Elles sont là !

C’est très étrange de savoir qu’elles sont ici, pourtant je savais qu’elles allaient arriver ces jours-ci. Mais c’est une chose de le savoir, et c’est est une autre d’en profiter. Et là j’en profite. Je profite de la présence de celle-ci, on parle de tout et de rien, de choses profondes, de secrets de famille, de détails personnels, et même si cela fait des années qu’on se connaît, qu’on pourrait écrire dix fois la Bible si on retranscrivait ce qu’on a pu s’écrire ou se dire, c’est un plaisir identique au premier jour. J’ai même du mal à me souvenir de la date de notre première rencontre, j’ai l’impression que cela remonte à si longtemps déjà , alors que cela ne fait guère plus de quelques années, une poignée tout au plus. Parler avec elle me replonge plusieurs années en arrière, fait rejaillir des souvenirs que le temps avait patiemment occultés. Sa présence me fait redécouvrir quelques plaisirs simples de mon existence auxquels je m’étais par trop habitué, aveuglé par la jouissance quotidienne de leur présence. Ce regard extérieur, typiquement ethnologique, me rappelle à la fois qui et où je suis.
Quant à l’autre, c’est très différent. Après tant d’années à rêver de la rencontrer, j’ai enfin pu la voir et même la toucher. Surtout la toucher, me dois-je d’avouer. Pour ma décharge, elle n’est pas farouche, et je peux être concupiscent. J’avais la bouche ouverte quand on me l’a présentée au premier jour, mais c’est avec un peu plus d’assurance que mes mains se sont posées sur elle avant-hier.
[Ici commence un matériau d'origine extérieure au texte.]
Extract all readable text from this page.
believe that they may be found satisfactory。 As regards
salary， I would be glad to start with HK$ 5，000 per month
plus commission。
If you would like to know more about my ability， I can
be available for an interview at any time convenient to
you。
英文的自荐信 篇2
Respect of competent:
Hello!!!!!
Car ce jour-là , je savais qu’elle venait pour moi, qu’elle était à moi, alors j’ai très calmement promené mes yeux sur sa silhouette toute en rondeurs. Sans pudeur et sans honte, j’ai tourné autour d’elle, admiré la volupté de son cul (et quel bonheur ce fut…), le décroché de sa taille, puis mes pensées se sont perdues, je n’avais plus qu’une obsession, lui grimper dessus. Je m’étais acheté le jour même une protection en plastique juste à son attention, je l’avais choisi à ma taille et je brûlai de l’enfiler. Je pourrais vous parler de ce qui suivit, mais je sais que vous avez beaucoup d’imagination…
C’est en partie pour cela que je tiens à préciser que la première est Akelia, et que la deuxième est ma moto.